Question

If MsinA+NcosA=P & McosA-NsinA=Q then find M^2+N^2+P^2+Q^2

Answer 1

Answer:

$\Rightarrow 2(P^2+Q^2)$   is the required result.

Step-by-step explanation:

We have been given:

MsinA+NcosA=P     (1)

& McosA-NsinA=Q    (2)

We need to find $M^2+N^2+P^2+Q^2$

Squaring both sides in (1) and (2) and then adding them

After squaring both sides:

$(MsinA+NcosA)^2=P^2$

$M^2 sin^2A+N^2 cos^2A+2MNcosAsinA=P^2$     (3)

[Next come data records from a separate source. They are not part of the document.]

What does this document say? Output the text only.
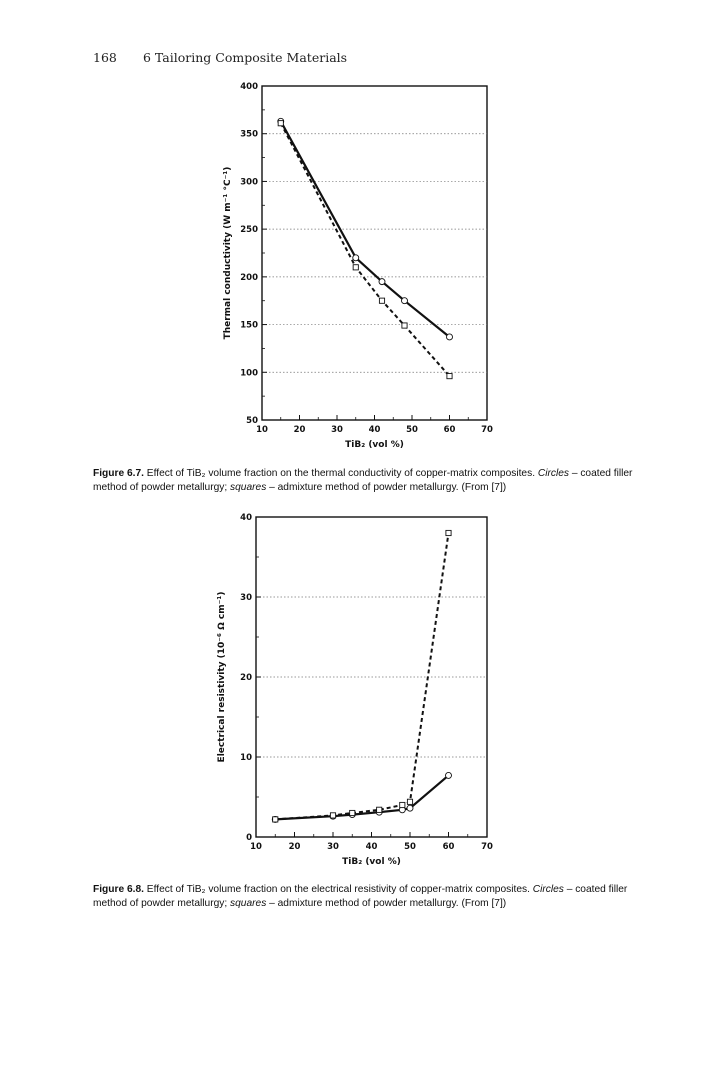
168 6 Tailoring Composite Materials
50
100
150
200
250
300
350
400
10	20	30	40	50	60	70
TiB₂ (vol %)
Thermal conductivity (W m⁻¹ °C⁻¹)
Figure 6.7. Effect of TiB₂ volume fraction on the thermal conductivity of copper-matrix composites. Circles – coated filler method of powder metallurgy; squares – admixture method of powder metallurgy. (From [7])
0
10
20
30
40
10	20	30	40	50	60	70
TiB₂ (vol %)
Electrical resistivity (10⁻⁶ Ω cm⁻¹)
Figure 6.8. Effect of TiB₂ volume fraction on the electrical resistivity of copper-matrix composites. Circles – coated filler method of powder metallurgy; squares – admixture method of powder metallurgy. (From [7])
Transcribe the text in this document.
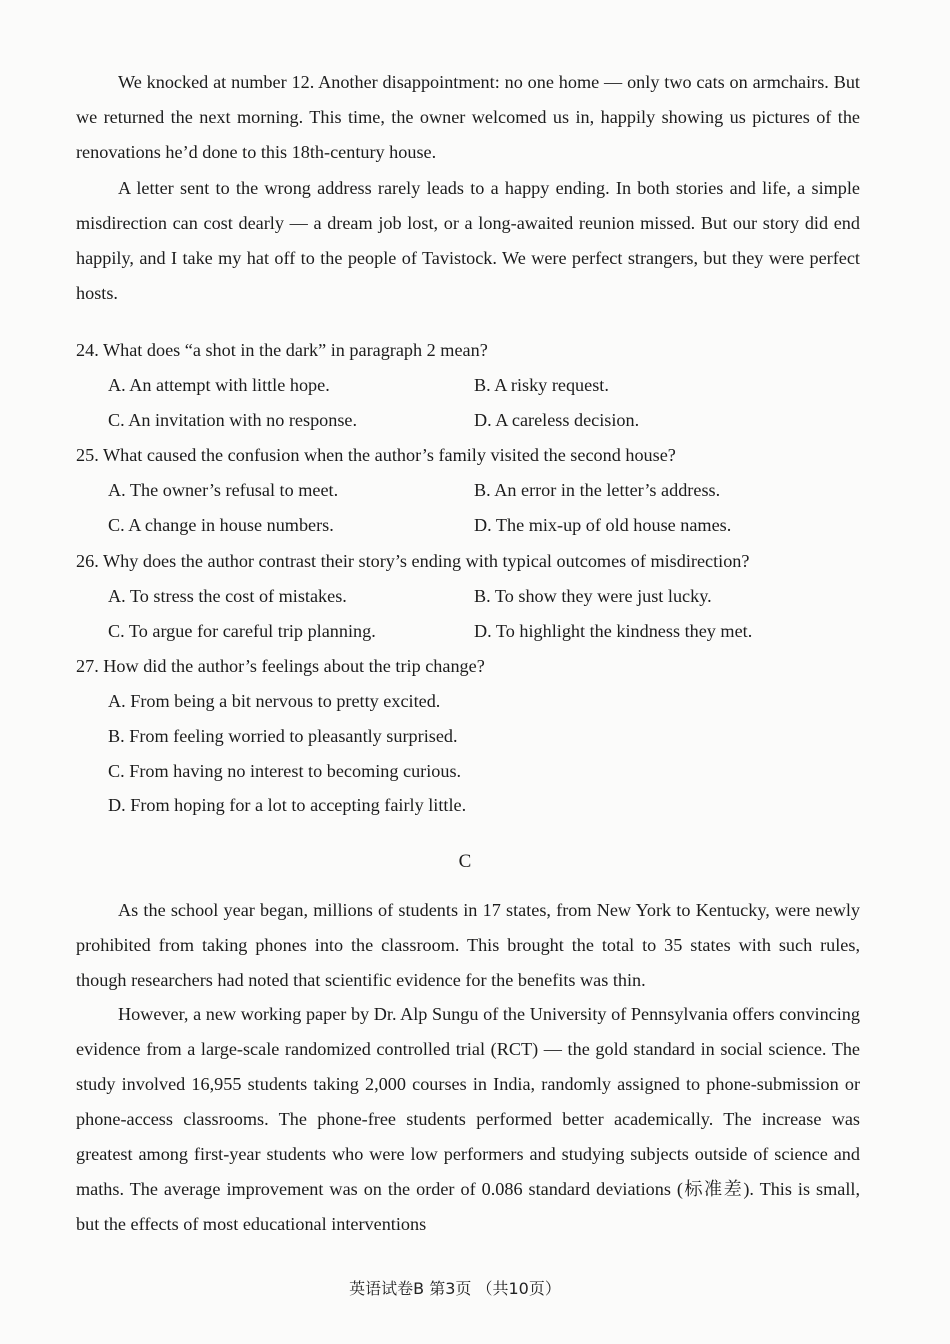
We knocked at number 12. Another disappointment: no one home — only two cats on armchairs. But we returned the next morning. This time, the owner welcomed us in, happily showing us pictures of the renovations he’d done to this 18th-century house.

A letter sent to the wrong address rarely leads to a happy ending. In both stories and life, a simple misdirection can cost dearly — a dream job lost, or a long-awaited reunion missed. But our story did end happily, and I take my hat off to the people of Tavistock. We were perfect strangers, but they were perfect hosts.

24. What does “a shot in the dark” in paragraph 2 mean?

A. An attempt with little hope.	B. A risky request.

C. An invitation with no response.	D. A careless decision.

25. What caused the confusion when the author’s family visited the second house?

A. The owner’s refusal to meet.	B. An error in the letter’s address.

C. A change in house numbers.	D. The mix-up of old house names.

26. Why does the author contrast their story’s ending with typical outcomes of misdirection?

A. To stress the cost of mistakes.	B. To show they were just lucky.

C. To argue for careful trip planning.	D. To highlight the kindness they met.

27. How did the author’s feelings about the trip change?

A. From being a bit nervous to pretty excited.

B. From feeling worried to pleasantly surprised.

C. From having no interest to becoming curious.

D. From hoping for a lot to accepting fairly little.

C

As the school year began, millions of students in 17 states, from New York to Kentucky, were newly prohibited from taking phones into the classroom. This brought the total to 35 states with such rules, though researchers had noted that scientific evidence for the benefits was thin.

However, a new working paper by Dr. Alp Sungu of the University of Pennsylvania offers convincing evidence from a large-scale randomized controlled trial (RCT) — the gold standard in social science. The study involved 16,955 students taking 2,000 courses in India, randomly assigned to phone-submission or phone-access classrooms. The phone-free students performed better academically. The increase was greatest among first-year students who were low performers and studying subjects outside of science and maths. The average improvement was on the order of 0.086 standard deviations (标准差). This is small, but the effects of most educational interventions

英语试卷B 第3页 （共10页）
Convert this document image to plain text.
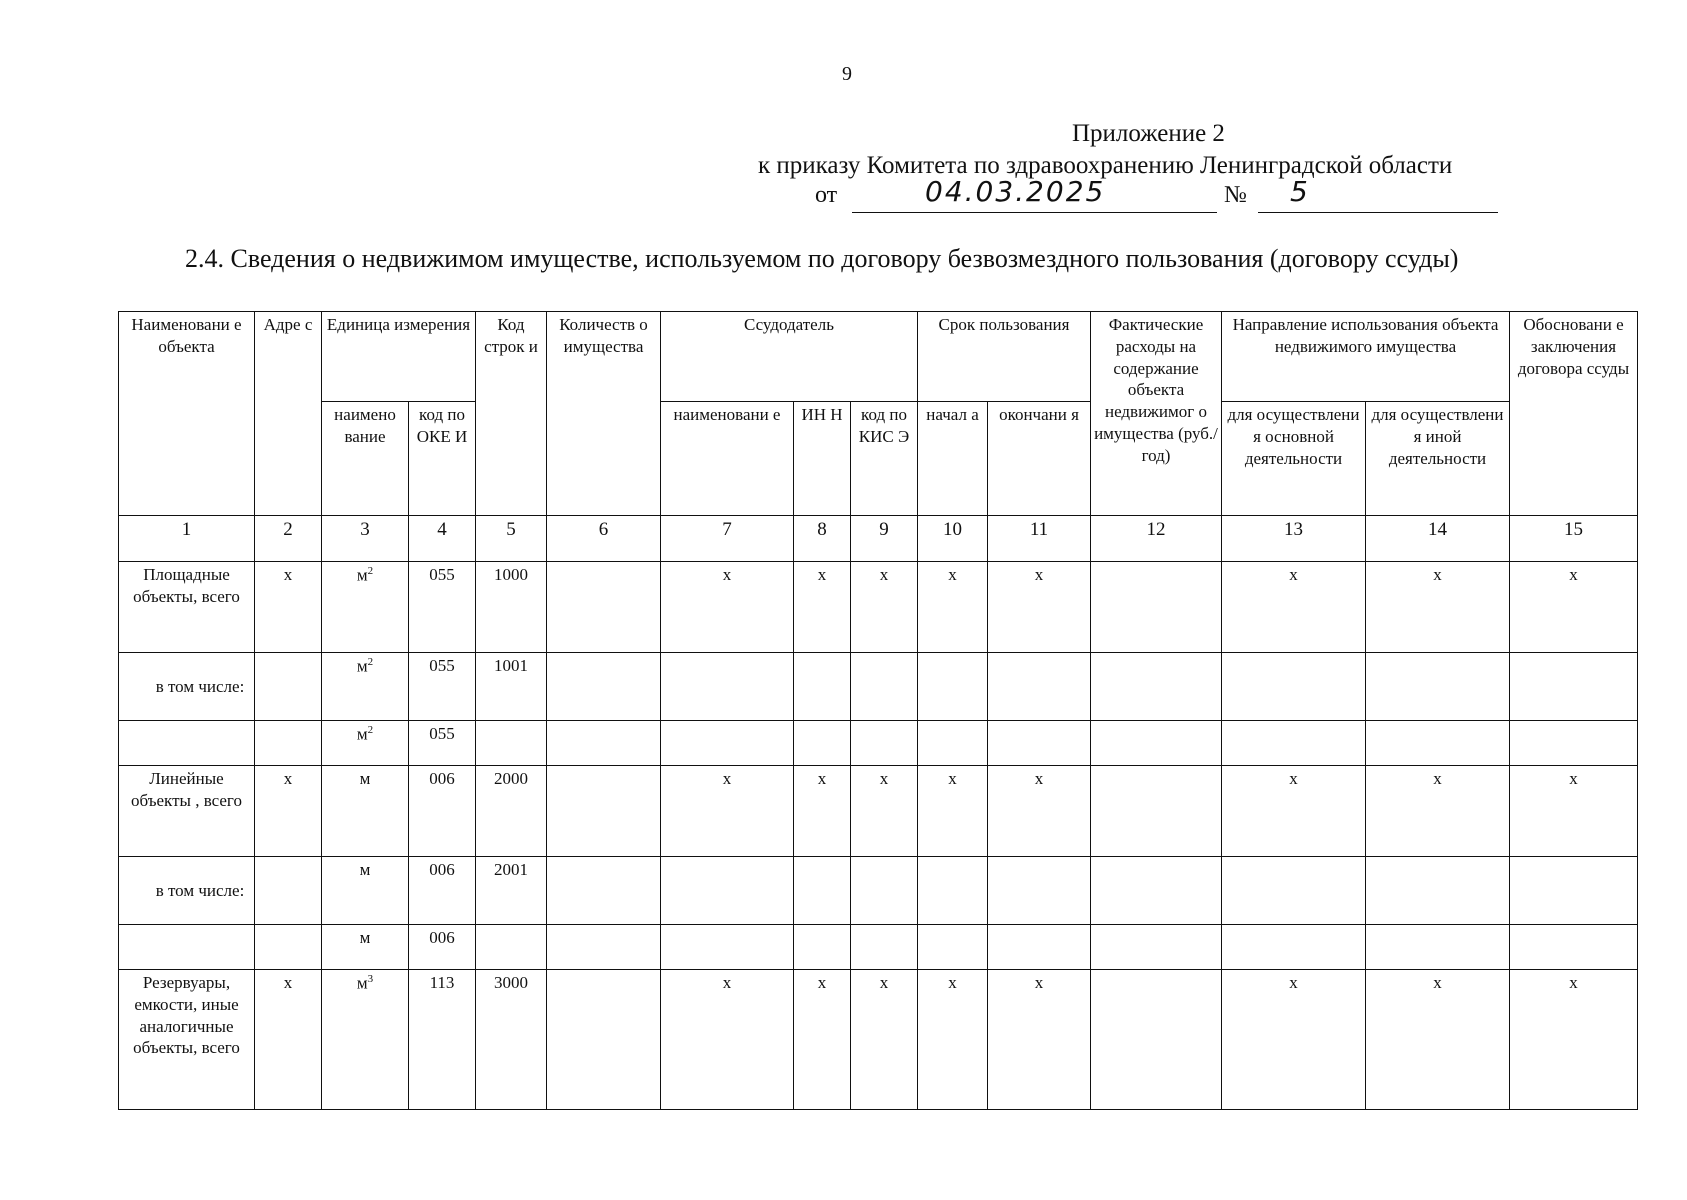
9
Приложение 2
к приказу Комитета по здравоохранению Ленинградской области
от	04.03.2025	№ 5
2.4. Сведения о недвижимом имуществе, используемом по договору безвозмездного пользования (договору ссуды)
Наименовани е объекта	Адре с	Единица измерения		Код строк и	Количеств о имущества	Ссудодатель			Срок пользования		Фактические расходы на содержание объекта недвижимог о имущества (руб./год)	Направление использования объекта недвижимого имущества		Обосновани е заключения договора ссуды
		наимено вание	код по ОКЕ И			наименовани е	ИН Н	код по КИС Э	начал а	окончани я		для осуществлени я основной деятельности	для осуществлени я иной деятельности	
1	2	3	4	5	6	7	8	9	10	11	12	13	14	15
Площадные объекты, всего	x	$м^2$	055	1000		x	x	x	x	x		x	x	x
в том числе:		$м^2$	055	1001										
		$м^2$	055											
Линейные объекты , всего	x	м	006	2000		x	x	x	x	x		x	x	x
в том числе:		м	006	2001										
		м	006											
Резервуары, емкости, иные аналогичные объекты, всего	x	$м^3$	113	3000		x	x	x	x	x		x	x	x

And $M^2 cos^2A+N^2sin^2A-2MNcosAsinA=Q^2$    (4)

Now, adding (3) and (4) we get:

$M^2 sin^2A+N^2 cos^2A+2MNcosAsinA+M^2 cos^2A+N^2sin^2A-2MNcosAsinA=P^2+Q^2$

After simplification:

$M^2sin^2A+N^2cos^2A+M^2cos^2A+N^2sin^2A=P^2+Q^2$

As we know: $Sin^2x+cos^2x=1$

$M^2sin^2A+M^2cos^2A+N^2cos^2A+N^2sin^2A=P^2+Q^2$

$M^2(sin^2A+cos^2A)+N^2(sin^2A+cos^2A)=P^2+Q^2$

$M^2+N^2=P^2+Q^2$

So, $M^2+N^2+P^2+Q^2$     (5)

Substitute $M^2+N^2=P^2+Q^2$   in (5) we get:

$P^2+Q^2+P^2+Q^2$

$\Rightarrow 2(P^2+Q^2)$   is the required result.